The 1980’s continued to show growth for the organization. The ambulance service expanded with the start of the Medic I project. The project involved the joining of forces by numerous agencies in Northampton County. The Chevy Suburban vehicle was housed at Bethlehem Township Volunteer Fire Company, but the staffing came from each of the agencies involved. The original agencies involved were Allen Twp, East Allen Twp, Bath, Moore Twp, Hecktown, Hanover, Suburban, Williams Twp, Dewey, Se-Wy-Co. The rescue truck was sent out for refurbishment; little did anyone know it would be more than two years before it returned to service. The vendor that was chosen to refurb the vehicle experienced a fire after the rescue truck was at their location. Fortunately, the truck was not at the vendor’s location at the time of the fire. Every Monday night for more than two years we would hear Rescue 228 reported out of service. A committee was started to begin the process of specifying a new pumper for the company. In 1989 we placed the new pumper (1989 Mack CF) in service. This ended the days of riding on the tailboard of the trucks to the call.

The station number changed from 225 to 17 in the 1990’s as we joined the remainder of the county in using four digits to identify apparatus. The “mini” (1975 Dodge) was replaced in 1996 with a new four man cab truck that had fire and rescue capabilities. The rescue truck that was purchased in the 1960’s was getting tired. Another committee was appointed to specify a new rescue truck. The new rescue truck 1741 (1999 Freightliner) was placed into service in 1999. The old rescue truck became a specialty truck used for trench rescue. The EMS side also saw new vehicles purchased during this decade. We went from the traditional ambulance to a new International chassis. The ambulances were now trucks and had an air-ride suspension. The volume of ambulance calls forced the company to employ EMS staff. We could no longer rely on an all volunteer ambulance crew.

The new century brought some of the old and some new challenges to the organization. The vehicle fleet stabilized, membership was also fairly stable. We out grew the old station and it was decided to build a new station. The best location to build the station was at 1919 8th St, our home since 1949. For one year we were stationed at the Coolidge Building at 5th & Orth Sts, the former Municipal building.

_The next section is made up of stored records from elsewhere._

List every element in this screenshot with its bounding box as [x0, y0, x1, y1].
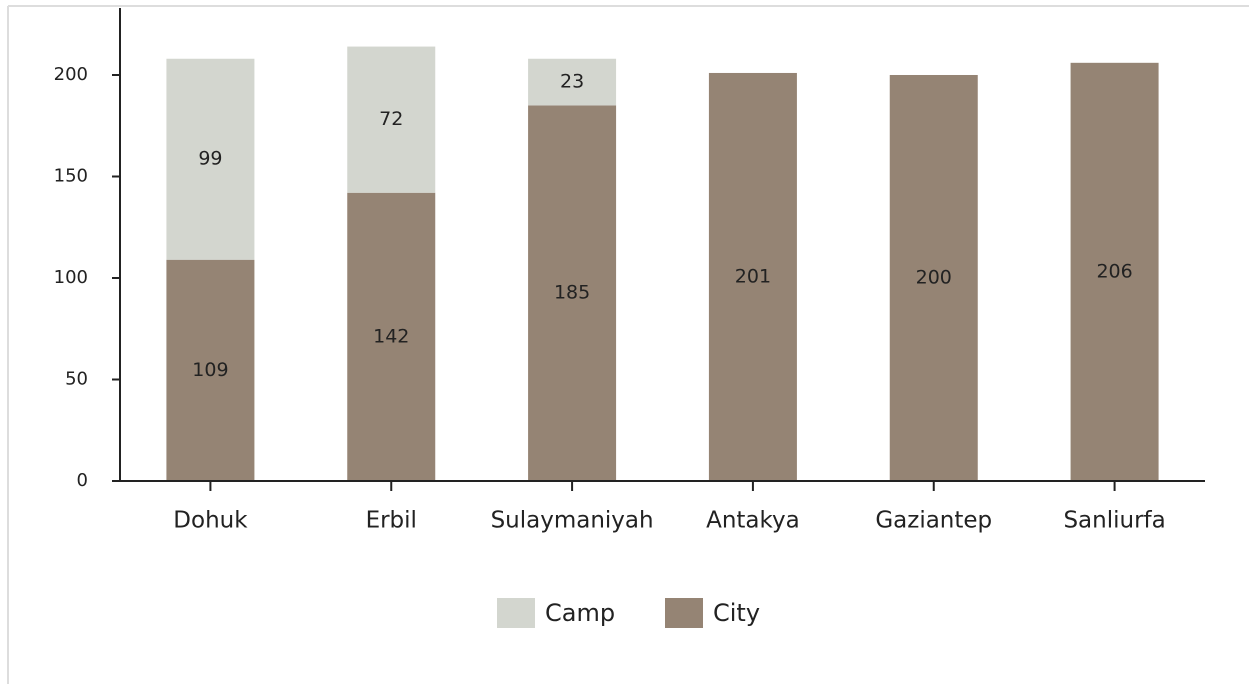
x-tick-label: Sulaymaniyah: [491, 508, 654, 534]
y-tick-label: 100: [54, 267, 88, 288]
bar-segment: [528, 105, 617, 481]
legend-label: City: [713, 599, 760, 627]
data-label: 72: [379, 108, 403, 130]
legend-swatch: [497, 598, 535, 628]
data-label: 99: [198, 148, 222, 170]
bar-segment: [708, 72, 797, 482]
bar-segment: [347, 46, 436, 193]
x-tick-label: Antakya: [706, 508, 800, 534]
bar-segment: [166, 259, 255, 481]
x-tick-label: Sanliurfa: [1063, 508, 1165, 534]
bar-segment: [528, 58, 617, 106]
x-tick-label: Dohuk: [173, 508, 248, 534]
data-label: 201: [735, 265, 771, 287]
y-tick-label: 200: [54, 64, 88, 85]
bar-segment: [889, 74, 978, 481]
data-label: 23: [560, 71, 584, 93]
bar-segment: [1070, 62, 1159, 481]
x-tick-label: Gaziantep: [875, 508, 992, 534]
data-label: 109: [192, 359, 228, 381]
x-tick-label: Erbil: [366, 508, 417, 534]
legend-swatch: [665, 598, 703, 628]
data-label: 206: [1096, 260, 1132, 282]
bar-segment: [166, 58, 255, 260]
bar-segment: [347, 192, 436, 482]
data-label: 142: [373, 325, 409, 347]
y-tick-label: 0: [77, 470, 88, 491]
y-tick-label: 50: [65, 368, 88, 389]
legend-label: Camp: [545, 599, 615, 627]
data-label: 200: [916, 266, 952, 288]
y-tick-label: 150: [54, 165, 88, 186]
data-label: 185: [554, 282, 590, 304]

No one was prepared for the events of September 11, 2001, when we were attacked by terrorists on our own soil. The members of Bethlehem Township Volunteer Fire Company wanted to help just as everyone across the nation wanted to help. Seventeen members responded to New York City the afternoon of September 11, 2001. Our members were staged at Fort Lee High School in New Jersey for the night, but they were sent to ground zero on the morning of September 12th. Although our services were not utilized in New York, our team was proud to be there to offer aid. The fire company had never seen the type of widespread support seen during the months following September 11th. Another major disaster occurred in 2005 when a hurricane named Katrina struck the Gulf Coast. One of our ambulances was deployed to help in the New Orleans region as part of the strike team from the Eastern PA EMS Council.

Our services continue to expand as does the Township. For this reason we purchased the house and property next door to the station to allow for expansion. January 1, 2011 we moved into the new wing of the station. This new wing will allow us to grow for many years to come. We made it a classic fire station by adding a pole from the second floor to the truck bay. Our fleet has grown over the years and now includes 2 pumpers, a heavy rescue, a brush/rescue truck, 2 pick-up trucks that can tow the boat, 4 wheeler and/or gator, a command vehicle and an operations vehicle. We also have 6 advanced life support ambulances and the Medic 1 truck. The building has a training room, communications room, sleeping quarters, office space and meeting rooms.

It is amazing how the organization has grown over the years from a small group of Civil Defense Wardens to the multifaceted organization that exists today.